| MS Seminar


Name of the Speaker: Mr. SHOUTRIK DAS (EE22S083)
Guide: Dr. Umesh S
Venue: CSD-308 (Conference Hall)
Online meeting link: http://meet.google.com/xwf-wsqb-hwt
Date/Time: 29th July 2025 (Tuesday), 3:00 PM
Title: Advancing Dysarthric Speech Restoration and Multilingual Speech-to-Text Translation for Indian Languages.

Abstract :

For dysarthric speech restoration, we introduce a novel framework using Conditional Flow Matching. This method directly transforms impaired speech into natural-sounding, intelligible speech without requiring parallel data. Our approach leverages discrete acoustic units as an intermediate representation, effectively preserving semantic content while filtering out disorder-specific characteristics.

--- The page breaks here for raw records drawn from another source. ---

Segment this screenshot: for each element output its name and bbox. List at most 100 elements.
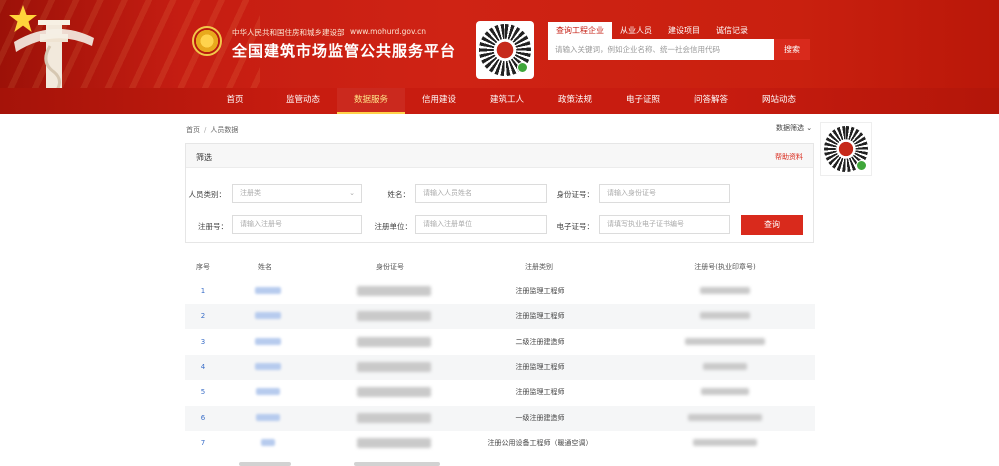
redacted-reg-number xyxy=(700,287,750,294)
redacted-name-link[interactable] xyxy=(255,287,281,294)
redacted-name-link[interactable] xyxy=(261,438,275,446)
reg-unit-input[interactable]: 请输入注册单位 xyxy=(415,215,547,234)
redacted-reg-number xyxy=(703,362,747,370)
search-tab-credit[interactable]: 诚信记录 xyxy=(708,22,756,39)
table-row: 5 注册监理工程师 xyxy=(185,380,815,405)
breadcrumb-current: 人员数据 xyxy=(210,126,239,134)
wechat-qr-code xyxy=(476,21,534,79)
nav-credit[interactable]: 信用建设 xyxy=(405,88,473,114)
row-index: 3 xyxy=(200,337,206,346)
row-index: 7 xyxy=(200,438,206,447)
redacted-name-link[interactable] xyxy=(255,312,281,320)
ministry-url[interactable]: www.mohurd.gov.cn xyxy=(350,27,426,36)
redacted-reg-number xyxy=(688,413,762,421)
row-category: 一级注册建造师 xyxy=(515,413,565,422)
reg-no-input[interactable]: 请输入注册号 xyxy=(232,215,362,234)
scrollbar[interactable] xyxy=(239,462,291,466)
row-category: 注册监理工程师 xyxy=(515,388,565,397)
person-type-select[interactable]: 注册类 ⌄ xyxy=(232,184,362,203)
column-header-index: 序号 xyxy=(196,263,210,271)
person-type-label: 人员类别： xyxy=(188,190,227,199)
breadcrumb-home[interactable]: 首页 xyxy=(186,126,200,134)
huabiao-pillar-image xyxy=(14,20,94,88)
table-row: 4 注册监理工程师 xyxy=(185,354,815,380)
table-row: 2 注册监理工程师 xyxy=(185,304,815,330)
site-header: 中华人民共和国住房和城乡建设部 www.mohurd.gov.cn 全国建筑市场… xyxy=(0,0,999,88)
data-filter-dropdown[interactable]: 数据筛选 ⌄ xyxy=(776,123,814,135)
nav-home[interactable]: 首页 xyxy=(201,88,269,114)
redacted-name-link[interactable] xyxy=(256,388,280,396)
site-title[interactable]: 全国建筑市场监管公共服务平台 xyxy=(232,40,456,61)
wechat-badge-icon xyxy=(517,62,528,73)
column-header-id: 身份证号 xyxy=(376,263,404,271)
name-input[interactable]: 请输入人员姓名 xyxy=(415,184,547,203)
id-number-label: 身份证号： xyxy=(556,190,595,199)
nav-data-service[interactable]: 数据服务 xyxy=(337,88,405,114)
redacted-reg-number xyxy=(701,388,749,396)
wechat-badge-icon xyxy=(856,160,867,171)
chevron-down-icon: ⌄ xyxy=(806,124,813,132)
redacted-reg-number xyxy=(685,337,765,345)
row-index: 6 xyxy=(200,413,206,422)
nav-workers[interactable]: 建筑工人 xyxy=(473,88,541,114)
redacted-id-number xyxy=(357,336,431,347)
row-index: 1 xyxy=(200,287,206,295)
column-header-category: 注册类别 xyxy=(525,263,553,271)
table-row: 1 注册监理工程师 xyxy=(185,279,815,304)
table-row: 6 一级注册建造师 xyxy=(185,405,815,431)
nav-supervision-news[interactable]: 监管动态 xyxy=(269,88,337,114)
search-tabs: 查询工程企业 从业人员 建设项目 诚信记录 xyxy=(548,22,756,39)
name-label: 姓名： xyxy=(387,190,411,199)
nav-site-news[interactable]: 网站动态 xyxy=(745,88,813,114)
reg-unit-label: 注册单位： xyxy=(374,222,413,231)
table-row: 7 注册公用设备工程师（暖通空调） xyxy=(185,431,815,456)
redacted-name-link[interactable] xyxy=(255,337,281,345)
row-index: 2 xyxy=(200,312,206,321)
scrollbar[interactable] xyxy=(354,462,440,466)
redacted-id-number xyxy=(357,387,431,398)
ministry-name: 中华人民共和国住房和城乡建设部 xyxy=(232,28,345,37)
nav-qa[interactable]: 问答解答 xyxy=(677,88,745,114)
table-header: 序号 姓名 身份证号 注册类别 注册号(执业印章号) xyxy=(185,256,815,276)
person-type-value: 注册类 xyxy=(240,189,261,197)
table-row: 3 二级注册建造师 xyxy=(185,330,815,355)
redacted-id-number xyxy=(357,412,431,423)
row-category: 注册监理工程师 xyxy=(515,362,565,371)
row-category: 二级注册建造师 xyxy=(515,337,565,346)
redacted-id-number xyxy=(357,437,431,448)
main-nav: 首页 监管动态 数据服务 信用建设 建筑工人 政策法规 电子证照 问答解答 网站… xyxy=(0,88,999,114)
redacted-id-number xyxy=(357,361,431,372)
row-category: 注册公用设备工程师（暖通空调） xyxy=(487,438,593,447)
breadcrumb: 首页 / 人员数据 xyxy=(186,126,239,134)
redacted-reg-number xyxy=(700,312,750,320)
side-qr-code xyxy=(820,122,872,176)
reg-no-label: 注册号： xyxy=(198,222,228,231)
query-button[interactable]: 查询 xyxy=(741,215,803,235)
header-search: 搜索 xyxy=(548,39,810,60)
redacted-id-number xyxy=(357,311,431,322)
header-search-button[interactable]: 搜索 xyxy=(774,39,810,60)
redacted-name-link[interactable] xyxy=(256,413,280,421)
redacted-name-link[interactable] xyxy=(255,362,281,370)
search-tab-projects[interactable]: 建设项目 xyxy=(660,22,708,39)
row-category: 注册监理工程师 xyxy=(515,287,565,295)
redacted-id-number xyxy=(357,286,431,296)
national-emblem-icon xyxy=(192,26,222,56)
search-tab-personnel[interactable]: 从业人员 xyxy=(612,22,660,39)
nav-e-license[interactable]: 电子证照 xyxy=(609,88,677,114)
redacted-reg-number xyxy=(693,438,757,446)
cert-no-input[interactable]: 请填写执业电子证书编号 xyxy=(599,215,730,234)
row-index: 4 xyxy=(200,362,206,371)
row-index: 5 xyxy=(200,388,206,397)
nav-policy[interactable]: 政策法规 xyxy=(541,88,609,114)
search-tab-companies[interactable]: 查询工程企业 xyxy=(548,22,612,39)
header-search-input[interactable] xyxy=(548,39,774,60)
column-header-name: 姓名 xyxy=(258,263,272,271)
filter-panel-title: 筛选 xyxy=(196,153,212,162)
chevron-down-icon: ⌄ xyxy=(349,189,355,197)
data-filter-label: 数据筛选 xyxy=(776,124,804,132)
row-category: 注册监理工程师 xyxy=(515,312,565,321)
column-header-reg-no: 注册号(执业印章号) xyxy=(694,263,756,271)
id-number-input[interactable]: 请输入身份证号 xyxy=(599,184,730,203)
help-link[interactable]: 帮助资料 xyxy=(775,152,803,162)
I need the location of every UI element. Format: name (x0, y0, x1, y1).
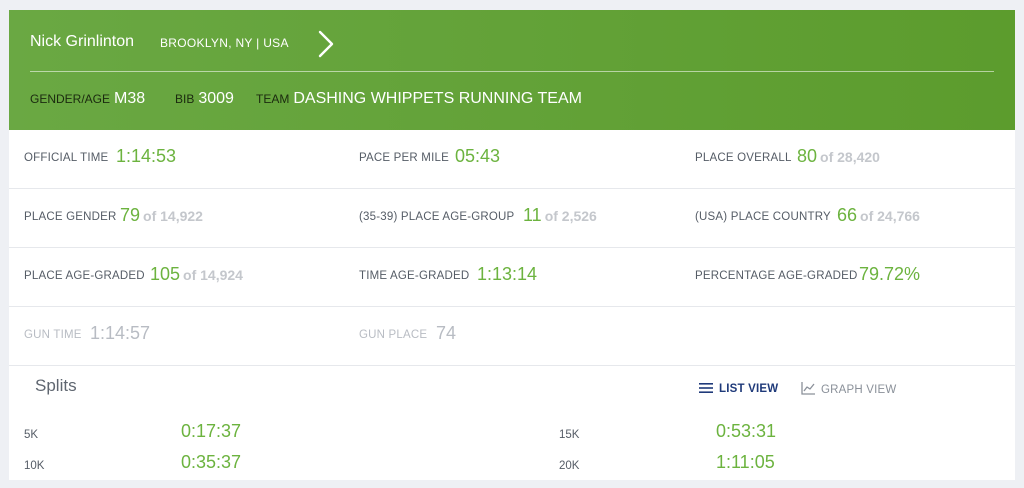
place-country-total: of 24,766 (860, 208, 920, 224)
place-overall-value: 80 of 28,420 (797, 146, 880, 167)
split-label: 15K (559, 429, 580, 441)
chevron-right-icon (318, 30, 334, 58)
gun-time-value: 1:14:57 (90, 323, 151, 343)
runner-result-card: Nick Grinlinton BROOKLYN, NY | USA GENDE… (9, 10, 1015, 480)
gender-age-value: M38 (114, 90, 146, 107)
place-overall-label: PLACE OVERALL (695, 152, 792, 164)
split-label: 20K (559, 460, 580, 472)
team: TEAM DASHING WHIPPETS RUNNING TEAM (256, 90, 582, 108)
gender-age: GENDER/AGE M38 (30, 90, 145, 108)
next-runner-button[interactable] (313, 29, 337, 59)
list-view-toggle[interactable]: LIST VIEW (699, 382, 778, 395)
gun-place-value: 74 (436, 323, 457, 343)
percentage-age-graded-value: 79.72% (859, 264, 921, 284)
bib-value: 3009 (198, 90, 234, 107)
pace-per-mile-value: 05:43 (455, 146, 501, 166)
stats-row-1: OFFICIAL TIME 1:14:53 PACE PER MILE 05:4… (9, 130, 1015, 189)
place-country-value: 66 of 24,766 (837, 205, 920, 226)
split-time: 0:53:31 (716, 421, 777, 441)
splits-title: Splits (35, 376, 77, 395)
stats-row-3: PLACE AGE-GRADED 105 of 14,924 TIME AGE-G… (9, 248, 1015, 307)
place-overall-total: of 28,420 (820, 149, 880, 165)
place-age-graded-label: PLACE AGE-GRADED (24, 270, 145, 282)
graph-view-label: GRAPH VIEW (821, 384, 897, 396)
place-gender-label: PLACE GENDER (24, 211, 117, 223)
place-age-group-total: of 2,526 (544, 208, 597, 224)
list-icon (699, 383, 713, 393)
place-age-group-value: 11 of 2,526 (523, 205, 597, 226)
stats-row-2: PLACE GENDER 79 of 14,922 (35-39) PLACE A… (9, 189, 1015, 248)
gun-time-label: GUN TIME (24, 329, 82, 341)
graph-view-toggle[interactable]: GRAPH VIEW (801, 382, 896, 396)
place-age-graded-value: 105 of 14,924 (150, 264, 243, 285)
time-age-graded-label: TIME AGE-GRADED (359, 270, 470, 282)
split-label: 10K (24, 460, 45, 472)
official-time-value: 1:14:53 (116, 146, 177, 166)
header-divider (30, 71, 994, 72)
percentage-age-graded-label: PERCENTAGE AGE-GRADED (695, 270, 858, 282)
place-gender-rank: 79 (120, 205, 141, 225)
split-time: 0:35:37 (181, 452, 242, 472)
place-age-group-label: (35-39) PLACE AGE-GROUP (359, 211, 515, 223)
place-overall-rank: 80 (797, 146, 818, 166)
place-gender-total: of 14,922 (143, 208, 203, 224)
gender-age-label: GENDER/AGE (30, 92, 111, 106)
place-age-group-rank: 11 (523, 205, 542, 225)
runner-location: BROOKLYN, NY | USA (160, 36, 289, 50)
team-label: TEAM (256, 92, 290, 106)
place-country-label: (USA) PLACE COUNTRY (695, 211, 831, 223)
place-age-graded-rank: 105 (150, 264, 181, 284)
split-time: 0:17:37 (181, 421, 242, 441)
team-value: DASHING WHIPPETS RUNNING TEAM (293, 90, 582, 107)
place-gender-value: 79 of 14,922 (120, 205, 203, 226)
place-country-rank: 66 (837, 205, 858, 225)
time-age-graded-value: 1:13:14 (477, 264, 538, 284)
line-chart-icon (801, 382, 815, 395)
official-time-label: OFFICIAL TIME (24, 152, 109, 164)
pace-per-mile-label: PACE PER MILE (359, 152, 449, 164)
split-time: 1:11:05 (716, 452, 775, 472)
bib-label: BIB (175, 92, 195, 106)
runner-header: Nick Grinlinton BROOKLYN, NY | USA GENDE… (9, 10, 1015, 130)
place-age-graded-total: of 14,924 (183, 267, 243, 283)
bib: BIB 3009 (175, 90, 234, 108)
runner-name: Nick Grinlinton (30, 33, 135, 50)
gun-place-label: GUN PLACE (359, 329, 428, 341)
stats-row-4: GUN TIME 1:14:57 GUN PLACE 74 (9, 307, 1015, 366)
list-view-label: LIST VIEW (719, 383, 779, 395)
split-label: 5K (24, 429, 39, 441)
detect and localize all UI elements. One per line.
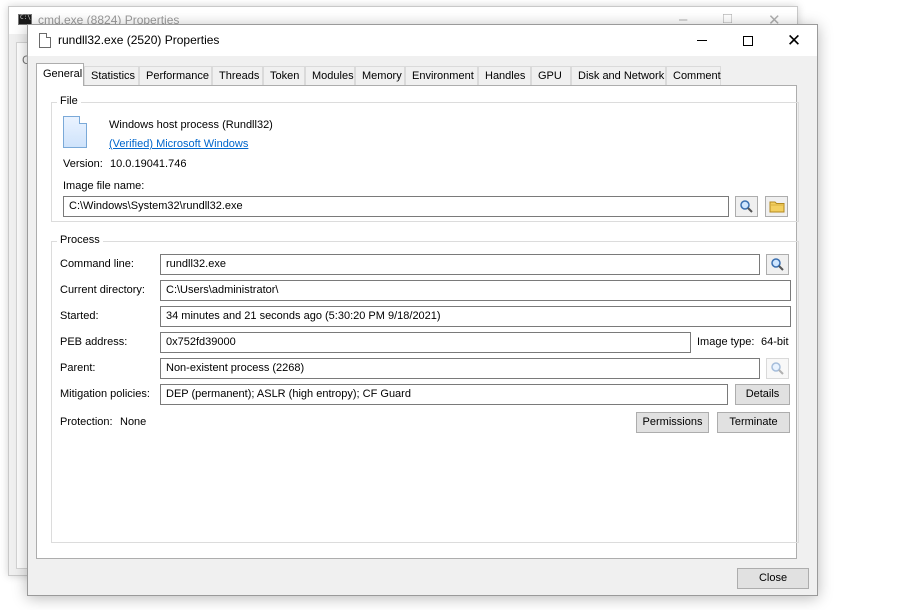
tab-environment[interactable]: Environment: [405, 66, 478, 85]
peb-address-label: PEB address:: [60, 336, 128, 348]
command-line-field[interactable]: rundll32.exe: [160, 254, 760, 275]
document-icon: [39, 33, 51, 48]
parent-label: Parent:: [60, 362, 96, 374]
mitigation-policies-field[interactable]: DEP (permanent); ASLR (high entropy); CF…: [160, 384, 728, 405]
process-group: Process Command line: rundll32.exe Curre…: [51, 234, 799, 543]
started-label: Started:: [60, 310, 99, 322]
inspect-file-button[interactable]: [735, 196, 758, 217]
tab-modules[interactable]: Modules: [305, 66, 355, 85]
open-file-location-button[interactable]: [765, 196, 788, 217]
started-field[interactable]: 34 minutes and 21 seconds ago (5:30:20 P…: [160, 306, 791, 327]
maximize-icon: [743, 35, 753, 46]
close-window-button[interactable]: ✕: [771, 25, 817, 56]
tab-statistics[interactable]: Statistics: [84, 66, 139, 85]
tab-handles[interactable]: Handles: [478, 66, 531, 85]
protection-value: None: [120, 416, 147, 428]
tab-gpu[interactable]: GPU: [531, 66, 571, 85]
image-type-label: Image type:: [697, 336, 755, 348]
protection-label: Protection:: [60, 416, 113, 428]
parent-field[interactable]: Non-existent process (2268): [160, 358, 760, 379]
current-directory-label: Current directory:: [60, 284, 145, 296]
command-line-label: Command line:: [60, 258, 134, 270]
image-file-name-label: Image file name:: [63, 180, 145, 192]
version-label: Version:: [63, 158, 103, 170]
tab-comment[interactable]: Comment: [666, 66, 721, 85]
tab-performance[interactable]: Performance: [139, 66, 212, 85]
tab-disk-and-network[interactable]: Disk and Network: [571, 66, 666, 85]
mitigation-policies-label: Mitigation policies:: [60, 388, 150, 400]
permissions-button[interactable]: Permissions: [636, 412, 709, 433]
details-button[interactable]: Details: [735, 384, 790, 405]
maximize-button[interactable]: [725, 25, 771, 56]
properties-window: rundll32.exe (2520) Properties ✕ General…: [27, 24, 818, 596]
window-title: rundll32.exe (2520) Properties: [58, 33, 220, 47]
image-type-value: 64-bit: [761, 336, 789, 348]
tab-general[interactable]: General: [36, 63, 84, 86]
inspect-command-line-button[interactable]: [766, 254, 789, 275]
terminate-button[interactable]: Terminate: [717, 412, 790, 433]
file-icon: [63, 116, 87, 148]
current-directory-field[interactable]: C:\Users\administrator\: [160, 280, 791, 301]
close-icon: ✕: [786, 31, 802, 50]
close-button[interactable]: Close: [737, 568, 809, 589]
file-group-title: File: [57, 95, 81, 107]
magnifier-icon: [771, 362, 784, 375]
magnifier-icon: [740, 200, 753, 213]
image-file-name-field[interactable]: C:\Windows\System32\rundll32.exe: [63, 196, 729, 217]
inspect-parent-button[interactable]: [766, 358, 789, 379]
minimize-button[interactable]: [679, 25, 725, 56]
folder-icon: [769, 201, 784, 213]
tab-threads[interactable]: Threads: [212, 66, 263, 85]
minimize-icon: [697, 40, 707, 41]
file-description: Windows host process (Rundll32): [109, 119, 273, 131]
process-group-title: Process: [57, 234, 103, 246]
file-group: File Windows host process (Rundll32) (Ve…: [51, 95, 799, 222]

This strategy accelerates model convergence and yields clearer, more consistent outputs compared to directly using noisy acoustic features. In parallel, we advance Automatic Spoken Language Translation (ST) for India's diverse linguistic landscape. We've compiled one of the first large-scale Indian ST datasets, comprising over 4500 hours of English audio with high-quality human translations in eight Indian languages. Building on robust pretrained ASR/ST models, we adapt them to new languages and domains through targeted vocabulary expansion and domain-specific fine-tuning. We also propose novel conditioning strategies, including intermediate CTC supervision, language-aware feature modulation, and a chain-of-thought decoding mechanism that integrates ASR and translation.